Objectives: The objectives of this study were to analyze the spatial resolution of different reconstruction kernels and acquisition protocols, including a prototypic high-resolution protocol in flat-panel (FP) and multidetector (MD) computed tomography (CT), and to evaluate contrast and artificial cartilage depiction quality of in vitro FPCT and MDCT arthrography.
Materials and methods: An image-quality cone beam phantom was used to compare resolution and different reconstruction kernels of the standard MDCT (120 and 80 kV) and the standard binned (2 × 2) and prototypic high-resolution unbinned (1 × 1) FPCT protocols (5- and 20-second runs each). With the resulting FPCT kernel best matching the standard MDCT kernel (U90u), artificial joint phantoms with differently sized groups of cartilage defects (2, 1, 0.5, and 0.3 mm in width) were then scanned using intra-articular iodinated contrast at 50 mgI/mL. In these joint phantoms, CT numbers and noise in the iodinated contrast and artificial cartilage tissue were measured and contrast-to-noise ratios (CNR) were calculated. Depiction quality of artificial cartilage defects was qualitatively rated by 2 independent radiologists.

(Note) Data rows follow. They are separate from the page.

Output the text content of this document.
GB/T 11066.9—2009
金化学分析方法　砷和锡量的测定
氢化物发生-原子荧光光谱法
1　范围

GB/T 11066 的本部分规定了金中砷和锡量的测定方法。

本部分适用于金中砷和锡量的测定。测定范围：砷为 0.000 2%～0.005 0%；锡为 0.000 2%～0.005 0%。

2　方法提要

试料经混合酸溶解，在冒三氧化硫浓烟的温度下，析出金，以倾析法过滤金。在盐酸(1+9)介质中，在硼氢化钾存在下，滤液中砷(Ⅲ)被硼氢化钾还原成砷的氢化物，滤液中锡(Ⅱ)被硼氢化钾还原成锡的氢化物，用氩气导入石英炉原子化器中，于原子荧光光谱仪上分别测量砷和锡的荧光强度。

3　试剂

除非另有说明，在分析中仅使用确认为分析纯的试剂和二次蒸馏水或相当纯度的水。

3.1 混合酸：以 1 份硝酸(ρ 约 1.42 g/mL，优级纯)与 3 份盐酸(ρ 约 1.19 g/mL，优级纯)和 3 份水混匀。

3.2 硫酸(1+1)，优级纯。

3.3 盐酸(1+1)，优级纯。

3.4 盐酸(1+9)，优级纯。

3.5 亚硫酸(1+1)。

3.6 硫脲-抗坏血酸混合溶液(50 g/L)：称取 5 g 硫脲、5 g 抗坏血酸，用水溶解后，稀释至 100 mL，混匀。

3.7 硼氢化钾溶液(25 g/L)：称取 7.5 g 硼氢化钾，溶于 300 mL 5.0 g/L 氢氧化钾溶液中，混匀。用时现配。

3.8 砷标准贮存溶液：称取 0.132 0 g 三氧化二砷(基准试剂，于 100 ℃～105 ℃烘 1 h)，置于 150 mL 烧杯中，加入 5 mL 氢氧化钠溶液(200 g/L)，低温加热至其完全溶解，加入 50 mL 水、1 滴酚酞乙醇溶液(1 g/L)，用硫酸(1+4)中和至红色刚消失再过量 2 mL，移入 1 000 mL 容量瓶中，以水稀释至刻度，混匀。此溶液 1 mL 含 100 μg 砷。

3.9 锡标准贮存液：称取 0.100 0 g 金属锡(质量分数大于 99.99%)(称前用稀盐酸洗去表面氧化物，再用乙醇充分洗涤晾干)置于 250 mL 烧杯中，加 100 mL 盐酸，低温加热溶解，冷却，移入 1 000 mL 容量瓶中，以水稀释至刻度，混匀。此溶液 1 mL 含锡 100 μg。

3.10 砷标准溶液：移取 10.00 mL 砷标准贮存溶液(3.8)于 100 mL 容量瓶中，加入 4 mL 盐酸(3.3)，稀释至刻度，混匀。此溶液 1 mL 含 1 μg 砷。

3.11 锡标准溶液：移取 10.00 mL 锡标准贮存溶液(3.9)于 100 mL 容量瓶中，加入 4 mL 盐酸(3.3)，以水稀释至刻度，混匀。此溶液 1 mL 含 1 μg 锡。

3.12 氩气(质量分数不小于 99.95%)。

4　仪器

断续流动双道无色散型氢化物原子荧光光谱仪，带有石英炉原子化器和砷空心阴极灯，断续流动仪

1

Results: A sharp reconstruction kernel for all FPCT protocols suited best for matched resolution to the standard MDCT kernel. High-resolution 20-second 1 × 1 binning FPCT showed comparable resolution with MDCT in the range of 0.4 to 1.6 line pairs (lp) per millimeter with superior resolution in higher frequencies than 1.6 lp per millimeter (P < 0.001). Flat-panel computed tomographic 5-second runs were associated with higher image noise than the 20-second runs were. The CNR differed significantly among the protocols (P < 0.01) and was the highest in the 20-second FPCT, followed by the 5-second FPCT 2 × 2 and MDCT protocols. Interreader agreement for the depiction quality of artificial cartilage defects was substantial and high in the joint phantoms (0.74 and 0.81, respectively; P < 0.001). The best ratings of the artificial cartilage defect depiction quality were seen in the FPCT 20-second, followed by the FPCT 5-second and MDCT acquisitions. The depiction quality of smaller cartilage defects (1.0 and 1.67 lp per millimeter) was rated worst in the MDCT acquisitions.
Conclusions: In vitro FPCT arthrography offers superior CNR and artificial cartilage defect depiction quality to MDCT, and spatial resolution for small structures is higher when applying high-resolution acquisition protocols. Flat-panel computed tomography, thus, has the potential to improve workflow, and tailored high-resolution protocols may allow for advanced cartilage evaluation in CT arthrography.